I frown, thinking, and then I sit up straight so fast my vision spots. “Lucy, did you find your mates?”
“What?” She laughs, but it’s strained. “Well, no.”
“The mate spell! Did you do the mate spell?”
“What?”
“Okay, in my reality, you had a sleepover. Sabina talks a lot and she’s nosy as fuck—” I explain how I know. “Your mates were dead.”
They look at each other.
“You didn’t do it here.”
“We did,” Lucinda says slowly.
“And?” I press. “The underworld?”
“Lucy doesn’t have mates.” Pepper squeezes Lucinda’s hand. “Not in any world. Are you saying—”
“Oh.” The trade-off clicks into place.
“I have mates if I die.” Lucinda smirks, then looks at Pepper. “Well. It looks like I need to die.”
“What?” I ask, but I get it. I really do. Lucinda died earlier in my timeline, and I met my mates sooner. Here, she’s alive. Now she knows about the iron poisoning. Lucinda may die here eventually, too.

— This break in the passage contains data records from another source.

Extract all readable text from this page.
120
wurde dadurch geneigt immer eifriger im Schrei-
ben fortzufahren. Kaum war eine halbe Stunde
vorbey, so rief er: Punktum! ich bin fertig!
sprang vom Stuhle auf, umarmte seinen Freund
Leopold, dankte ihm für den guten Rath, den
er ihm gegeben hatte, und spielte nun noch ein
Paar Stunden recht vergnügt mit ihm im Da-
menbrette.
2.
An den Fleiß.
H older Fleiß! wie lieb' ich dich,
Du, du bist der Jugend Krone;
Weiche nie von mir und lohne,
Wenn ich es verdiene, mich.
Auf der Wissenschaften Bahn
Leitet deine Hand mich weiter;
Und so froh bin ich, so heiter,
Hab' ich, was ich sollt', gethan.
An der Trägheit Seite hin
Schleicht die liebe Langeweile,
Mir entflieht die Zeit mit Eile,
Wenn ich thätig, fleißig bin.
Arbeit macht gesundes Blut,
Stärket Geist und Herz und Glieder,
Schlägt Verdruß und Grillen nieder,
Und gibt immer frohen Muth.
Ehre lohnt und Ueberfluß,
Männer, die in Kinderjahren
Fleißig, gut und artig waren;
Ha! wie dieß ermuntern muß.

“I forgive you, Ash.” Lucinda kisses my temple, breaking me apart from the inside out. Then she turns to Pepper. “And you are going to have to realize you can’t control every outcome.”
“Lucy—”
“I know what I’m choosing. When it’s time.” Lucinda’s voice is steady. Certain. “Now both of you stop arguing with fate and start working with it.”
The edges of the room dissolve. Lucinda’s face blurs. Pepper’s hand reaches for me but passes through.
And just like that, I’m staring up at a night sky full of stars.